17th through 19th centuries

From 1638-72, Coburg and the Veste were part of the Duchy of Saxe-Altenburg. In 1672, they passed to the Dukes of Saxe-Gotha and in 1735 it was joined to the Duchy of Saxe-Saalfeld. Following the introduction of Primogeniture by Duke Franz Josias (1697-1764), Coburg went by way of Ernst Friedrich (1724-1800) to Franz (1750-1806), noted art collector, and to Duke Ernst III (1784-1844), who remodeled the castle.

In 1826, the Duchy of Saxe-Coburg-Gotha was created and Ernst now styled himself 'Ernst I'. Military use of the Veste had ceased by 1700 and outer fortifications had been demolished in 1803-38. From 1838-60, Ernst had the run-down fortress converted into a Gothic revival residence. In 1860, use of the Zeughaus as a prison (since 1782) was discontinued. Through a successful policy of political marriages, the House of Saxe-Coburg and Gotha established links with several of the major European dynasties, including that of the United Kingdom.

20th century

The dynasty ended with the reign of Herzog Carl Eduard (1884-1954), also known as Charles Edward, Duke of Saxe-Coburg and Gotha, a grandson of Queen Victoria, who until 1919 also was the 2nd Duke of Albany in the United Kingdom. Under his rule, many changes made to the Veste in the 19th century were reversed under architect Bodo Ebhardt, with the aim of restoring a more authentic medieval look. Along with the other ruling princes of Germany, Carl Eduard was deposed in the revolution of 1918-1919. After Carl Eduard abdicated in late 1918, the Veste came into possession of the state of Bavaria, but the former duke was allowed to live there until his death. The works of art collected by the family were gifted to the Coburger Landesstiftung, a foundation, which today runs the museum.

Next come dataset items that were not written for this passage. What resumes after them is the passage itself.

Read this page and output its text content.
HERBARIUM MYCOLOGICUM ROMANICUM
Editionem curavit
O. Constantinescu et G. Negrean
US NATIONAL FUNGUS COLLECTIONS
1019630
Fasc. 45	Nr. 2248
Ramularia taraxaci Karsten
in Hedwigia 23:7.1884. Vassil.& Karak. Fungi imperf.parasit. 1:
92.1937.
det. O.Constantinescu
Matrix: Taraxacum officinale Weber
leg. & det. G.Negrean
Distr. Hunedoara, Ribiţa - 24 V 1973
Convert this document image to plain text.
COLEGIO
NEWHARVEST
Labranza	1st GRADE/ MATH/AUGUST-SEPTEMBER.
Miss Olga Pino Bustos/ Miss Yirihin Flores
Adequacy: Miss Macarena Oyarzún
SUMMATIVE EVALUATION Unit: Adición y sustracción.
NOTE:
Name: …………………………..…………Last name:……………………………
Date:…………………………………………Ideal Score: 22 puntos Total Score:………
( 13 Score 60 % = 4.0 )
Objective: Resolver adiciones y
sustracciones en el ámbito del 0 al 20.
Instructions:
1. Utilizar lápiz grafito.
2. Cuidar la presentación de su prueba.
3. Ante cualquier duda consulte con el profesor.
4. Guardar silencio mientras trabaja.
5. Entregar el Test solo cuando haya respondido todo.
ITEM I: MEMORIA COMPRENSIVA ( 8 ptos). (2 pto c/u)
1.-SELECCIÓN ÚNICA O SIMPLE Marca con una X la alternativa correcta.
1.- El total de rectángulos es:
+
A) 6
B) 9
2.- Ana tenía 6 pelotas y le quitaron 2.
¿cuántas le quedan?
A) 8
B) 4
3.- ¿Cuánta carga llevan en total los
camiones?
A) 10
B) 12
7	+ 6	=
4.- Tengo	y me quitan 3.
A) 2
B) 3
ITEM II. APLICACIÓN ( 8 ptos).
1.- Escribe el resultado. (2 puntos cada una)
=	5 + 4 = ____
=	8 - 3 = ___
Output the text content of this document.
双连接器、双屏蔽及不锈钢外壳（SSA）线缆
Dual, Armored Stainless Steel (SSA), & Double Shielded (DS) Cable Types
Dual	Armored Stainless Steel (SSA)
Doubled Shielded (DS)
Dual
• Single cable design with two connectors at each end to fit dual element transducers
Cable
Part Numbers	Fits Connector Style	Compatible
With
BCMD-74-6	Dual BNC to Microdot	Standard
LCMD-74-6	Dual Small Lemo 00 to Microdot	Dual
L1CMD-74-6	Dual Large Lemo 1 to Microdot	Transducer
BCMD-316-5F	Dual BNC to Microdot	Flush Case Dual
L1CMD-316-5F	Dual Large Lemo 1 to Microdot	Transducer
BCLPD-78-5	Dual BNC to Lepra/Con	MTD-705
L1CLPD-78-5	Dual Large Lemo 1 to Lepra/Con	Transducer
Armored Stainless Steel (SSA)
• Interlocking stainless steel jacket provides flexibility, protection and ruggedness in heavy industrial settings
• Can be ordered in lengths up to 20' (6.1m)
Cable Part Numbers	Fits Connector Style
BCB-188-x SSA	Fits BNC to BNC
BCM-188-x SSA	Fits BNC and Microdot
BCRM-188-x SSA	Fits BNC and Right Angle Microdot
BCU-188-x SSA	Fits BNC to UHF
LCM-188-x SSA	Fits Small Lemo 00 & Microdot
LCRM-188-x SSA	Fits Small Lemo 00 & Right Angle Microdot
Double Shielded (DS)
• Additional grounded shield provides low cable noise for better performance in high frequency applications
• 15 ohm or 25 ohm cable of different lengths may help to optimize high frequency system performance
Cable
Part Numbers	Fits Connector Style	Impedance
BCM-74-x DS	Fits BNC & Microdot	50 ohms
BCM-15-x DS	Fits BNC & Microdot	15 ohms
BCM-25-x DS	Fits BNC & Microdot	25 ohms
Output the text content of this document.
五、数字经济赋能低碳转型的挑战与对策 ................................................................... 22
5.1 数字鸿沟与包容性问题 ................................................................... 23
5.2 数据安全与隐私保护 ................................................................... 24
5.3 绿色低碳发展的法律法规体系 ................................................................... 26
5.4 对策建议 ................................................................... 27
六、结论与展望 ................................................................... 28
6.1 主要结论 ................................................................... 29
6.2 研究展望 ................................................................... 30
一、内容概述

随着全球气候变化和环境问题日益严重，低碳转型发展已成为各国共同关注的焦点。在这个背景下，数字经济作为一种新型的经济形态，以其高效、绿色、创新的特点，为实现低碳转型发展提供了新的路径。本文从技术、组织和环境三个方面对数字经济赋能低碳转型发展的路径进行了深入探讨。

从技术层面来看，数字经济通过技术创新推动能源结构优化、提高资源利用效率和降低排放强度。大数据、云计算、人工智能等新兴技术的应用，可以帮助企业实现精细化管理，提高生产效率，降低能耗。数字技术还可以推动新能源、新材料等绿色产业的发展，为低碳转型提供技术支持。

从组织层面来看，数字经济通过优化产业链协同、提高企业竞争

In 1945, the Veste was seriously damaged by artillery fire in the final days of World War II. After 1946, renovation works were undertaken by the new owner, the Bayerische Verwaltung der staatlichen Schlösser, Gärten und Seen.

Today

The Veste is open to the public and today houses museums, including a collection art objects and paintings that belonged to the ducal family of Saxe-Coburg and Gotha, a large collection of arms and armor, significant examples of early modern coaches and sleighs, and important collections of prints, drawings and coins.